The case centred on two government actions: the introduction of the Integrated Excise Management System (IEMS), a digital track-and-trace mechanism using QR-coded holograms, and a September 12, 2025, notification that reduced retailer margins.
While the high court upheld the IEMS as a valid policy to ensure transparency and prevent smuggling, it took issue with how the government tried to pay for it. Implementing the system added costs of roughly 4-5% per bottle. The court found a direct link between these new costs and the government’s decision to cut retailer profits to 15%.
After the state government filed an SLP before the high court on the matter, the East Khasi Hills Wine Dealers’ Welfare Association, led by its general secretary, Ernest Mawrie, and his legal counsels—Huzefa Aziz Ahmadi and Raka Bejoy Phookan—contested the case in the apex court.
As the matter came up for hearing in the SC on Monday, Advocate General Amit Kumar initially put forward certain arguments and later sought permission to withdraw the Special Leave Petition.
The SC granted the permission, and the SLP was dismissed as withdrawn.
Those who were present in the court said that the Supreme Court Division Bench observed that not all the stakeholders were affected by the reduction of profit margins of local wine dealers by 5%.
They also say that the court said that the state government can go for a policy review.
On the other hand, the association claimed that the state government lost the case as the Supreme Court was in the mood to uphold the high court’s judgment, but the AG withdrew the case.
The SLP stated that the high court, in its March 26 judgment and order, partially allowed the writ petition by setting aside clause 5 of the notification dated September 12, 2025, which had amended Rule 372 of the Meghalaya Excise Rules to provide for a 15% profit margin instead of a maximum 20% profit margin, which was earlier provided to the retailers.
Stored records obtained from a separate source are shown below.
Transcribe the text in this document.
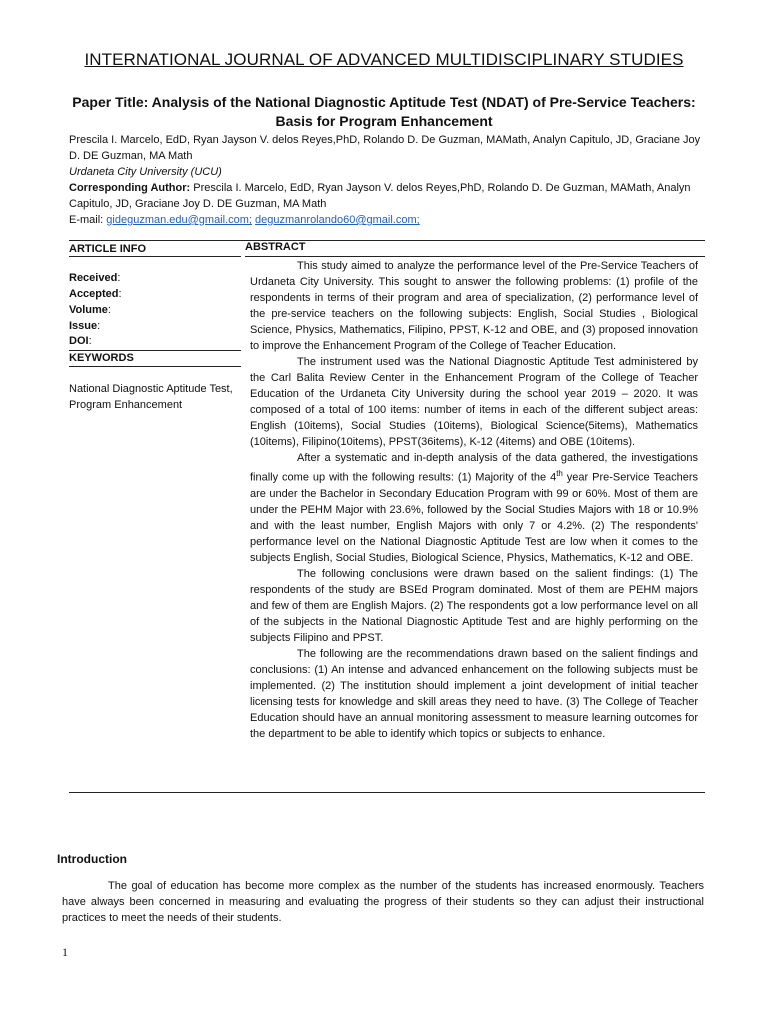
INTERNATIONAL JOURNAL OF ADVANCED MULTIDISCIPLINARY STUDIES
Paper Title: Analysis of the National Diagnostic Aptitude Test (NDAT) of Pre-Service Teachers: Basis for Program Enhancement
Prescila I. Marcelo, EdD, Ryan Jayson V. delos Reyes,PhD, Rolando D. De Guzman, MAMath, Analyn Capitulo, JD, Graciane Joy D. DE Guzman, MA Math
Urdaneta City University (UCU)
Corresponding Author: Prescila I. Marcelo, EdD, Ryan Jayson V. delos Reyes,PhD, Rolando D. De Guzman, MAMath, Analyn Capitulo, JD, Graciane Joy D. DE Guzman, MA Math
E-mail: gideguzman.edu@gmail.com; deguzmanrolando60@gmail.com;
ARTICLE INFO	ABSTRACT
Received:
Accepted:
Volume:
Issue:
DOI:
KEYWORDS
National Diagnostic Aptitude Test, Program Enhancement

This study aimed to analyze the performance level of the Pre-Service Teachers of Urdaneta City University. This sought to answer the following problems: (1) profile of the respondents in terms of their program and area of specialization, (2) performance level of the pre-service teachers on the following subjects: English, Social Studies , Biological Science, Physics, Mathematics, Filipino, PPST, K-12 and OBE, and (3) proposed innovation to improve the Enhancement Program of the College of Teacher Education.

The instrument used was the National Diagnostic Aptitude Test administered by the Carl Balita Review Center in the Enhancement Program of the College of Teacher Education of the Urdaneta City University during the school year 2019 – 2020. It was composed of a total of 100 items: number of items in each of the different subject areas: English (10items), Social Studies (10items), Biological Science(5items), Mathematics (10items), Filipino(10items), PPST(36items), K-12 (4items) and OBE (10items).

After a systematic and in-depth analysis of the data gathered, the investigations finally come up with the following results: (1) Majority of the 4th year Pre-Service Teachers are under the Bachelor in Secondary Education Program with 99 or 60%. Most of them are under the PEHM Major with 23.6%, followed by the Social Studies Majors with 18 or 10.9% and with the least number, English Majors with only 7 or 4.2%. (2) The respondents' performance level on the National Diagnostic Aptitude Test are low when it comes to the subjects English, Social Studies, Biological Science, Physics, Mathematics, K-12 and OBE.

The following conclusions were drawn based on the salient findings: (1) The respondents of the study are BSEd Program dominated. Most of them are PEHM majors and few of them are English Majors. (2) The respondents got a low performance level on all of the subjects in the National Diagnostic Aptitude Test and are highly performing on the subjects Filipino and PPST.

The following are the recommendations drawn based on the salient findings and conclusions: (1) An intense and advanced enhancement on the following subjects must be implemented. (2) The institution should implement a joint development of initial teacher licensing tests for knowledge and skill areas they need to have. (3) The College of Teacher Education should have an annual monitoring assessment to measure learning outcomes for the department to be able to identify which topics or subjects to enhance.

Introduction
The goal of education has become more complex as the number of the students has increased enormously. Teachers have always been concerned in measuring and evaluating the progress of their students so they can adjust their instructional practices to meet the needs of their students.
1
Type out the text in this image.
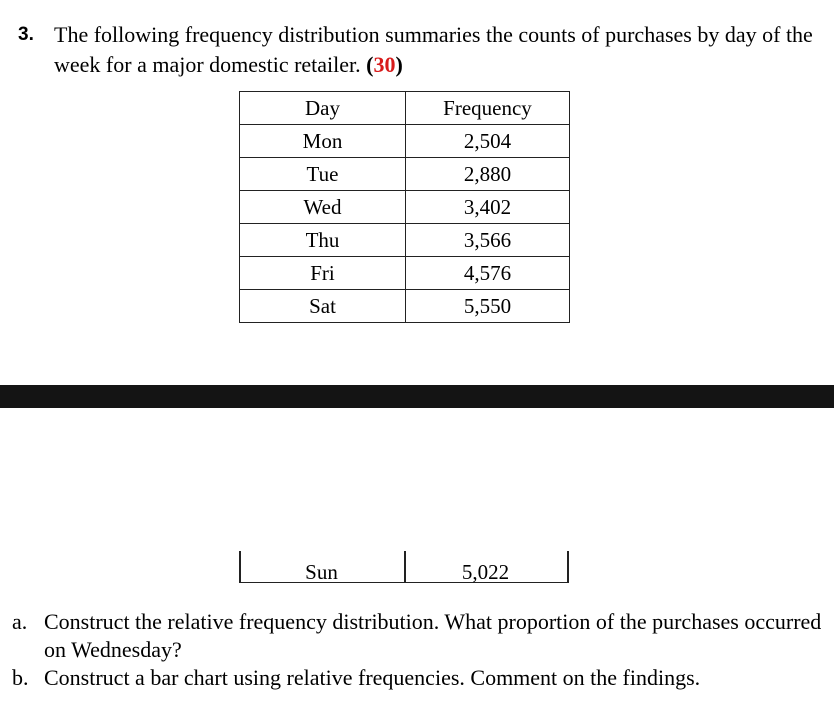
3. The following frequency distribution summaries the counts of purchases by day of the week for a major domestic retailer. (30)
Day	Frequency
Mon	2,504
Tue	2,880
Wed	3,402
Thu	3,566
Fri	4,576
Sat	5,550
Sun	5,022
a. Construct the relative frequency distribution. What proportion of the purchases occurred on Wednesday?
b. Construct a bar chart using relative frequencies. Comment on the findings.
“The HC, while deciding the writ petition, chose not to interfere with the other notifications which were impugned by the writ petition, i.e., the notification dated September 12, 2025, and the communication dated August 13, 2025,” the SLP read.
According to the SLP, the high court, while setting aside clause 5 of the notification, failed to appreciate that fixation of profit margins is an intricate question of economic policy to be decided by the executive based on various factors, including the impact on the excise revenue.
“The high court also failed to appreciate that the government enjoys wide latitude as far as matters concerning trade of liquor are concerned, inasmuch as the same has been considered to be res extra commercium, i.e., pernicious in nature, and therefore the government has wide regulatory powers in that regard,” the SLP said.
It added that the high court, in its judgment dated September 4, 2025, in WP(C)186/2021 and other matters, had provided that the government has to fix fair margins of the central bonded warehouse, which would automatically mean adjustment and rationalisation of margins across the supply chain. The government had accordingly rationalised the profit margins across the supply chain, including that of the central bonded warehouse, bonded warehouse, and the retailers.
“Such an activity cannot be said to be discriminatory or manifestly arbitrary. Moreover, there is no question of interference with an economic policy of the government merely because there is apprehension of a minor diminution of income in respect of certain individuals. The respondent association also failed to provide any cogent evidence of the significant prejudice caused to them by the reduction of the maximum profit margin available to them. Hence, the instant petition,” the SLP further added.
It also noted that although Kerala has 10 times Meghalaya’s IMFL demand, the latter has two super bonds, several wholesale distributors, a hologram system, an IEMS system, and retail margins.
As all units in the state continue to remain closed, the government has incurred a loss of more than Rs 30 crore in April.